Emily Rini accusa Viérin. “non ha espresso dissenso negli organi ma sui giornali”

Con una la lettera inviata in redazione Emily Rini interviene nel dibattito interno all'UV rispondendo a Viérin. Dice: "Per dialogare bisogna essere in due. Io di dialoghi ne ho visti pochi, di monologhi sui giornali tanti".
Emily Rini
Politica

Non avevo mai ritenuto opportuno rilasciare dichiarazioni sui fatti politici di questi giorni, poiché ho sempre preferito parlare nelle sedi opportune – cosa che ho puntualmente fatto – per il massimo rispetto che ho delle persone e del Movimento al quale appartengo. E’ con grande dispiacere che leggo la “riflessione-sfogo” dell’Assessore Laurent Viérin riguardo alla riunione di ieri e sulla quale mi sento in dovere di esprimere la mia posizione. Sfogo nel quale si travisano artatamente i concetti espressi da quelli che chiama i vertici dell’Amministrazione regionale e della nostra più alta Istituzione.

E’ grave che deformi il dovuto confronto – per altro da lui stesso invocato con lettera – all’interno del nostro movimento, liquidandolo come un “processo di caccia alle streghe”. Nessuna caccia alle streghe, ma un chiarimento sì. Questo era dovuto, sia nei confronti dei colleghi del suo gruppo consiliare, sia nei confronti dei vertici del Mouvement. Non si può pensare di lanciare il sasso nello stagno e poi ritirare la mano. Ma per dialogare bisogna essere in due.
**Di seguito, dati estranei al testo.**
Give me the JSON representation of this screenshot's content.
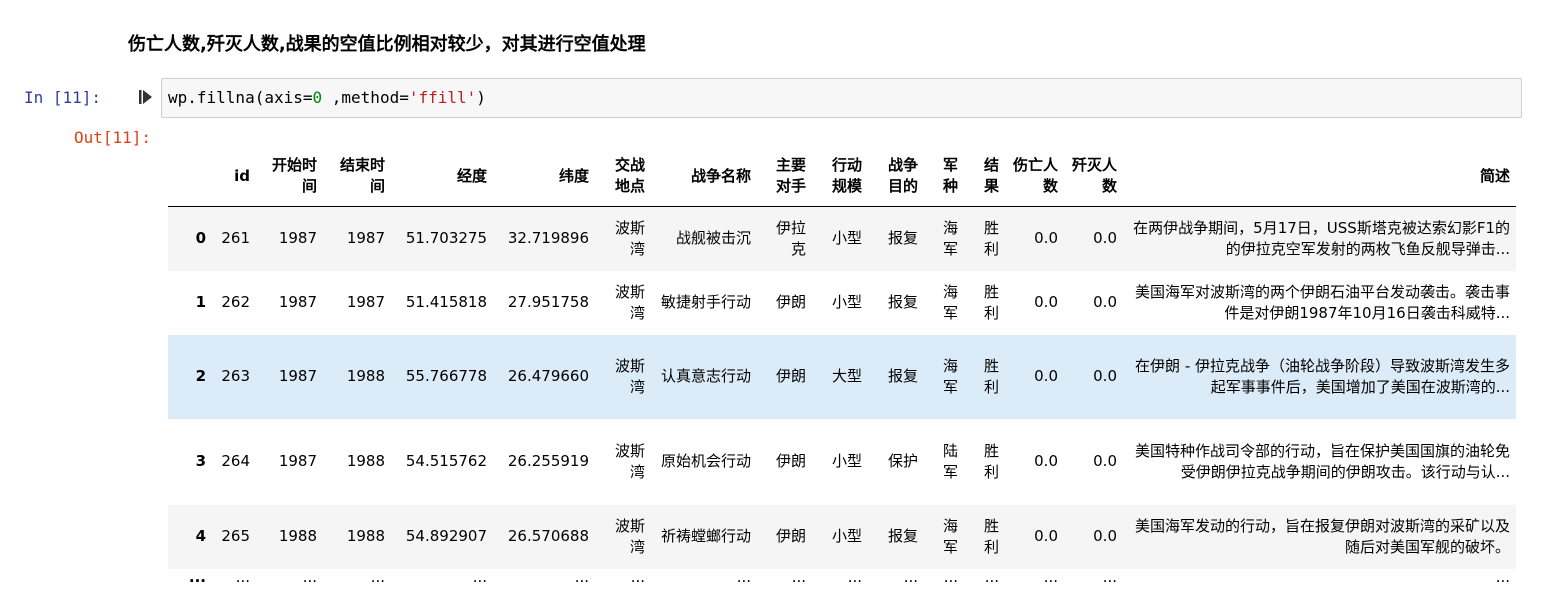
{
  "heading": "伤亡人数,歼灭人数,战果的空值比例相对较少，对其进行空值处理",
  "input_prompt": "In  [11]:",
  "output_prompt": "Out[11]:",
  "code": {
    "part1": "wp.fillna(axis=",
    "num": "0",
    "part2": " ,method=",
    "str": "'ffill'",
    "part3": ")"
  },
  "table": {
    "columns": [
      "",
      "id",
      "开始时间",
      "结束时间",
      "经度",
      "纬度",
      "交战地点",
      "战争名称",
      "主要对手",
      "行动规模",
      "战争目的",
      "军种",
      "结果",
      "伤亡人数",
      "歼灭人数",
      "简述"
    ],
    "rows": [
      [
        "0",
        "261",
        "1987",
        "1987",
        "51.703275",
        "32.719896",
        "波斯湾",
        "战舰被击沉",
        "伊拉克",
        "小型",
        "报复",
        "海军",
        "胜利",
        "0.0",
        "0.0",
        "在两伊战争期间，5月17日，USS斯塔克被达索幻影F1的的伊拉克空军发射的两枚飞鱼反舰导弹击..."
      ],
      [
        "1",
        "262",
        "1987",
        "1987",
        "51.415818",
        "27.951758",
        "波斯湾",
        "敏捷射手行动",
        "伊朗",
        "小型",
        "报复",
        "海军",
        "胜利",
        "0.0",
        "0.0",
        "美国海军对波斯湾的两个伊朗石油平台发动袭击。袭击事件是对伊朗1987年10月16日袭击科威特..."
      ],
      [
        "2",
        "263",
        "1987",
        "1988",
        "55.766778",
        "26.479660",
        "波斯湾",
        "认真意志行动",
        "伊朗",
        "大型",
        "报复",
        "海军",
        "胜利",
        "0.0",
        "0.0",
        "在伊朗 - 伊拉克战争（油轮战争阶段）导致波斯湾发生多起军事事件后，美国增加了美国在波斯湾的..."
      ],
      [
        "3",
        "264",
        "1987",
        "1988",
        "54.515762",
        "26.255919",
        "波斯湾",
        "原始机会行动",
        "伊朗",
        "小型",
        "保护",
        "陆军",
        "胜利",
        "0.0",
        "0.0",
        "美国特种作战司令部的行动，旨在保护美国国旗的油轮免受伊朗伊拉克战争期间的伊朗攻击。该行动与认..."
      ],
      [
        "4",
        "265",
        "1988",
        "1988",
        "54.892907",
        "26.570688",
        "波斯湾",
        "祈祷螳螂行动",
        "伊朗",
        "小型",
        "报复",
        "海军",
        "胜利",
        "0.0",
        "0.0",
        "美国海军发动的行动，旨在报复伊朗对波斯湾的采矿以及随后对美国军舰的破坏。"
      ],
      [
        "...",
        "...",
        "...",
        "...",
        "...",
        "...",
        "...",
        "...",
        "...",
        "...",
        "...",
        "...",
        "...",
        "...",
        "...",
        "..."
      ]
    ]
  }
}
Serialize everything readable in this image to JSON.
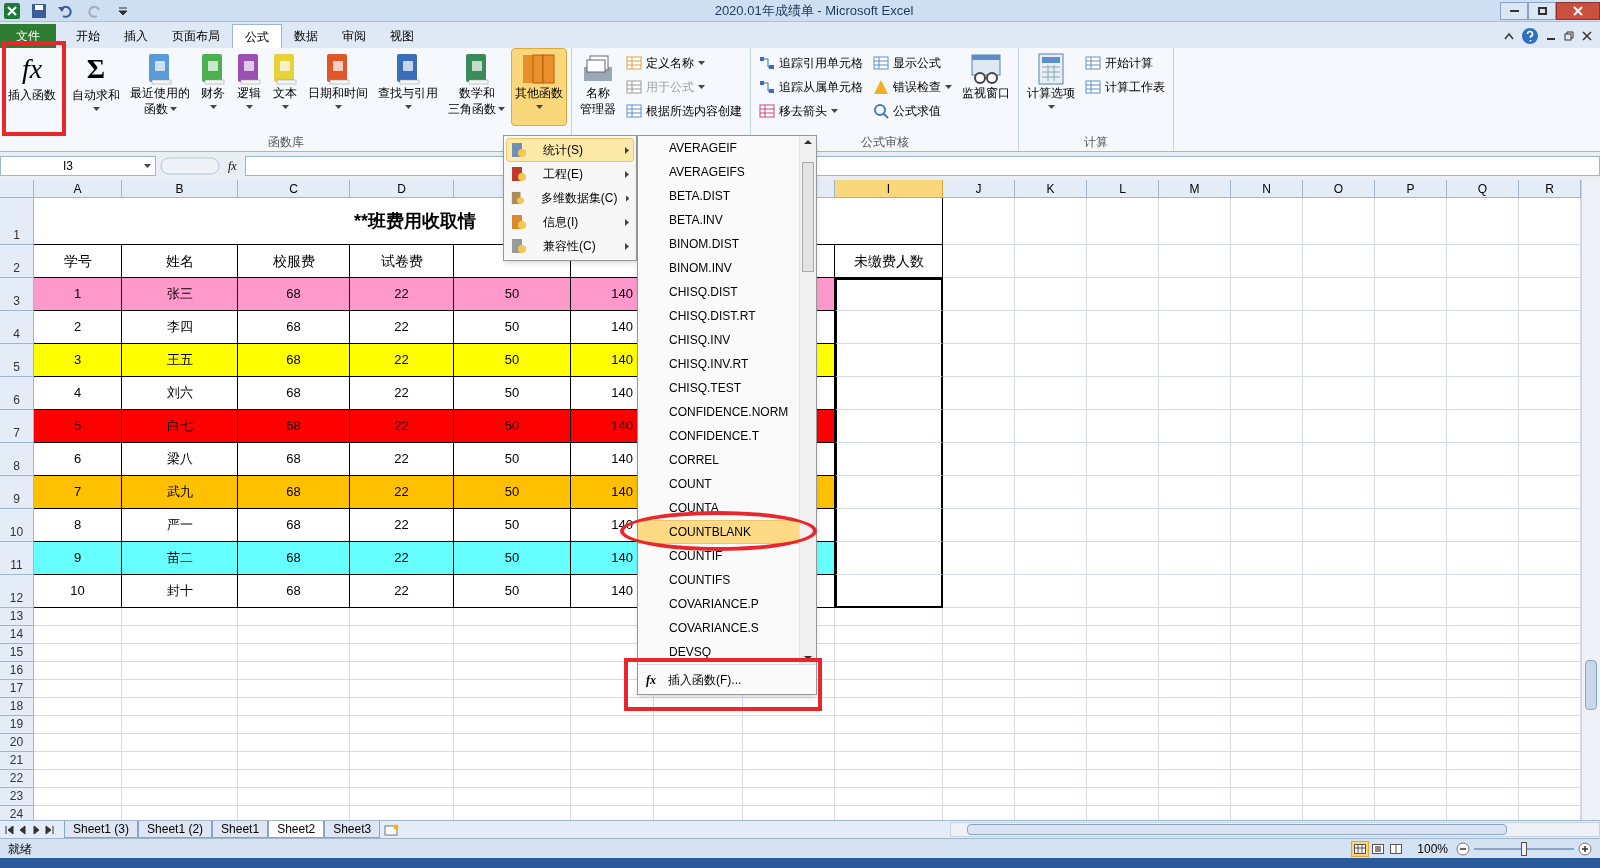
{
  "window": {
    "title": "2020.01年成绩单 - Microsoft Excel"
  },
  "ribbon_tabs": [
    {
      "label": "文件",
      "kind": "file",
      "selected": false
    },
    {
      "label": "开始",
      "kind": "tab",
      "selected": false
    },
    {
      "label": "插入",
      "kind": "tab",
      "selected": false
    },
    {
      "label": "页面布局",
      "kind": "tab",
      "selected": false
    },
    {
      "label": "公式",
      "kind": "tab",
      "selected": true
    },
    {
      "label": "数据",
      "kind": "tab",
      "selected": false
    },
    {
      "label": "审阅",
      "kind": "tab",
      "selected": false
    },
    {
      "label": "视图",
      "kind": "tab",
      "selected": false
    }
  ],
  "ribbon": {
    "groups": [
      {
        "label": "函数库",
        "items": [
          {
            "kind": "insert-function",
            "icon_text": "fx",
            "lines": [
              "插入函数"
            ],
            "dropdown": false,
            "pressed": false
          },
          {
            "kind": "autosum",
            "icon_text": "Σ",
            "lines": [
              "自动求和"
            ],
            "dropdown": true,
            "pressed": false
          },
          {
            "kind": "library",
            "color": "#5b9bd5",
            "lines": [
              "最近使用的",
              "函数"
            ],
            "dropdown": true,
            "pressed": false
          },
          {
            "kind": "library",
            "color": "#4caf50",
            "lines": [
              "财务"
            ],
            "dropdown": true,
            "pressed": false
          },
          {
            "kind": "library",
            "color": "#9b4fb0",
            "lines": [
              "逻辑"
            ],
            "dropdown": true,
            "pressed": false
          },
          {
            "kind": "library",
            "color": "#e8d23a",
            "lines": [
              "文本"
            ],
            "dropdown": true,
            "pressed": false
          },
          {
            "kind": "library",
            "color": "#e0572a",
            "lines": [
              "日期和时间"
            ],
            "dropdown": true,
            "pressed": false
          },
          {
            "kind": "library",
            "color": "#3a6fb8",
            "lines": [
              "查找与引用"
            ],
            "dropdown": true,
            "pressed": false
          },
          {
            "kind": "library",
            "color": "#3a8a5a",
            "lines": [
              "数学和",
              "三角函数"
            ],
            "dropdown": true,
            "pressed": false
          },
          {
            "kind": "other-library",
            "color": "#e8902a",
            "lines": [
              "其他函数"
            ],
            "dropdown": true,
            "pressed": true
          }
        ]
      },
      {
        "items": [
          {
            "kind": "name-manager",
            "lines": [
              "名称",
              "管理器"
            ],
            "dropdown": false,
            "pressed": false
          },
          {
            "kind": "stack",
            "entries": [
              {
                "label": "定义名称",
                "dropdown": true,
                "disabled": false
              },
              {
                "label": "用于公式",
                "dropdown": true,
                "disabled": true
              },
              {
                "label": "根据所选内容创建",
                "dropdown": false,
                "disabled": false
              }
            ]
          }
        ]
      },
      {
        "label": "公式审核",
        "items": [
          {
            "kind": "stack",
            "entries": [
              {
                "label": "追踪引用单元格",
                "dropdown": false,
                "disabled": false
              },
              {
                "label": "追踪从属单元格",
                "dropdown": false,
                "disabled": false
              },
              {
                "label": "移去箭头",
                "dropdown": true,
                "disabled": false
              }
            ]
          },
          {
            "kind": "stack",
            "entries": [
              {
                "label": "显示公式",
                "dropdown": false,
                "disabled": false
              },
              {
                "label": "错误检查",
                "dropdown": true,
                "disabled": false
              },
              {
                "label": "公式求值",
                "dropdown": false,
                "disabled": false
              }
            ]
          },
          {
            "kind": "watch-window",
            "lines": [
              "监视窗口"
            ],
            "dropdown": false,
            "pressed": false
          }
        ]
      },
      {
        "label": "计算",
        "items": [
          {
            "kind": "calc-options",
            "lines": [
              "计算选项"
            ],
            "dropdown": true,
            "pressed": false
          },
          {
            "kind": "stack",
            "entries": [
              {
                "label": "开始计算",
                "dropdown": false,
                "disabled": false
              },
              {
                "label": "计算工作表",
                "dropdown": false,
                "disabled": false
              }
            ]
          }
        ]
      }
    ]
  },
  "formula_bar": {
    "name_box": "I3",
    "fx": "fx"
  },
  "sheet": {
    "columns": [
      {
        "label": "A",
        "selected": false
      },
      {
        "label": "B",
        "selected": false
      },
      {
        "label": "C",
        "selected": false
      },
      {
        "label": "D",
        "selected": false
      },
      {
        "label": "I",
        "selected": true
      },
      {
        "label": "J",
        "selected": false
      },
      {
        "label": "K",
        "selected": false
      },
      {
        "label": "L",
        "selected": false
      },
      {
        "label": "M",
        "selected": false
      },
      {
        "label": "N",
        "selected": false
      },
      {
        "label": "O",
        "selected": false
      },
      {
        "label": "P",
        "selected": false
      },
      {
        "label": "Q",
        "selected": false
      },
      {
        "label": "R",
        "selected": false
      }
    ],
    "title_row": {
      "number": "1",
      "title": "**班费用收取情"
    },
    "header_row": {
      "number": "2",
      "cells": [
        "学号",
        "姓名",
        "校服费",
        "试卷费"
      ],
      "extra": "未缴费人数"
    },
    "rows": [
      {
        "number": "3",
        "color": "#ff99cc",
        "cells": [
          "1",
          "张三",
          "68",
          "22",
          "50",
          "140"
        ]
      },
      {
        "number": "4",
        "color": "#ffffff",
        "cells": [
          "2",
          "李四",
          "68",
          "22",
          "50",
          "140"
        ]
      },
      {
        "number": "5",
        "color": "#ffff00",
        "cells": [
          "3",
          "王五",
          "68",
          "22",
          "50",
          "140"
        ]
      },
      {
        "number": "6",
        "color": "#ffffff",
        "cells": [
          "4",
          "刘六",
          "68",
          "22",
          "50",
          "140"
        ]
      },
      {
        "number": "7",
        "color": "#ff0000",
        "cells": [
          "5",
          "白七",
          "68",
          "22",
          "50",
          "140"
        ]
      },
      {
        "number": "8",
        "color": "#ffffff",
        "cells": [
          "6",
          "梁八",
          "68",
          "22",
          "50",
          "140"
        ]
      },
      {
        "number": "9",
        "color": "#ffc000",
        "cells": [
          "7",
          "武九",
          "68",
          "22",
          "50",
          "140"
        ]
      },
      {
        "number": "10",
        "color": "#ffffff",
        "cells": [
          "8",
          "严一",
          "68",
          "22",
          "50",
          "140"
        ]
      },
      {
        "number": "11",
        "color": "#66ffff",
        "cells": [
          "9",
          "苗二",
          "68",
          "22",
          "50",
          "140"
        ]
      },
      {
        "number": "12",
        "color": "#ffffff",
        "cells": [
          "10",
          "封十",
          "68",
          "22",
          "50",
          "140"
        ]
      }
    ],
    "empty_rows": [
      "13",
      "14",
      "15",
      "16",
      "17",
      "18",
      "19",
      "20",
      "21",
      "22",
      "23",
      "24"
    ]
  },
  "menu": {
    "categories": [
      {
        "label": "统计(S)",
        "selected": true
      },
      {
        "label": "工程(E)",
        "selected": false
      },
      {
        "label": "多维数据集(C)",
        "selected": false
      },
      {
        "label": "信息(I)",
        "selected": false
      },
      {
        "label": "兼容性(C)",
        "selected": false
      }
    ],
    "functions": [
      {
        "name": "AVERAGEIF",
        "selected": false
      },
      {
        "name": "AVERAGEIFS",
        "selected": false
      },
      {
        "name": "BETA.DIST",
        "selected": false
      },
      {
        "name": "BETA.INV",
        "selected": false
      },
      {
        "name": "BINOM.DIST",
        "selected": false
      },
      {
        "name": "BINOM.INV",
        "selected": false
      },
      {
        "name": "CHISQ.DIST",
        "selected": false
      },
      {
        "name": "CHISQ.DIST.RT",
        "selected": false
      },
      {
        "name": "CHISQ.INV",
        "selected": false
      },
      {
        "name": "CHISQ.INV.RT",
        "selected": false
      },
      {
        "name": "CHISQ.TEST",
        "selected": false
      },
      {
        "name": "CONFIDENCE.NORM",
        "selected": false
      },
      {
        "name": "CONFIDENCE.T",
        "selected": false
      },
      {
        "name": "CORREL",
        "selected": false
      },
      {
        "name": "COUNT",
        "selected": false
      },
      {
        "name": "COUNTA",
        "selected": false
      },
      {
        "name": "COUNTBLANK",
        "selected": true
      },
      {
        "name": "COUNTIF",
        "selected": false
      },
      {
        "name": "COUNTIFS",
        "selected": false
      },
      {
        "name": "COVARIANCE.P",
        "selected": false
      },
      {
        "name": "COVARIANCE.S",
        "selected": false
      },
      {
        "name": "DEVSQ",
        "selected": false
      }
    ],
    "footer": {
      "icon_text": "fx",
      "label": "插入函数(F)..."
    }
  },
  "annotations": [
    {
      "kind": "box"
    },
    {
      "kind": "oval"
    },
    {
      "kind": "box"
    }
  ],
  "sheet_tabs": [
    {
      "label": "Sheet1 (3)",
      "selected": false
    },
    {
      "label": "Sheet1 (2)",
      "selected": false
    },
    {
      "label": "Sheet1",
      "selected": false
    },
    {
      "label": "Sheet2",
      "selected": true
    },
    {
      "label": "Sheet3",
      "selected": false
    }
  ],
  "status_bar": {
    "status": "就绪",
    "views": [
      {
        "kind": "normal",
        "selected": true
      },
      {
        "kind": "layout",
        "selected": false
      },
      {
        "kind": "pagebreak",
        "selected": false
      }
    ],
    "zoom": "100%",
    "zoom_slider": {
      "level": 0.5
    }
  }
}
Io di dialoghi ne ho visti pochi, di monologhi sui giornali tanti.

Ieri mi sono permessa di fare due puntualizzazioni: la prima è che, come gruppo degli eletti, ci vediamo tutti i lunedì. In tutte le occasioni si è parlato di pirogassificatore. Nessuno – così come è per altro avvenuto nella riunione di ieri – ha mai espresso perplessità sia riguardo alla scelta dell’impianto (e c’è un voto di Consiglio che lo conferma) sia riguardo alla scelta del non voto. Scelta che è stata discussa e condivisa in seno al gruppo degli eletti e sulla quale nessuno, ripeto nessuno, ha mai espresso né dissenso né obiezioni al riguardo. Salvo poi apprendere da altre fonti che vi erano posizioni diverse: non è normale che per ascoltarle si debba fare il giro dei bar o leggerle sui giornali.

Il secondo punto che ho evidenziato riguarda la scuola. Non solo chiedo ma pretendo che la scuola sia libera, sottolineo libera. Ma chiedo che si faccia educazione e non propaganda politica. Non si possono usare i bambini e i ragazzi per scopi elettorali di qualsiasi tipo. E’ un principio fondamentale di democrazia sul quale non ci possono essere deroghe. La cosa più grave è che si voglia far passare che qualcuno vuole “controllare” o limitare l’espressione nelle scuole: al contrario, la mia osservazione andava nella direzione esattamente opposta, ovvero era a garanzia della neutralità e dell’imparzialità dell’educazione dei nostri figli e, quindi, volta ad assicurare la massima libertà d’espressione nelle Istituzioni.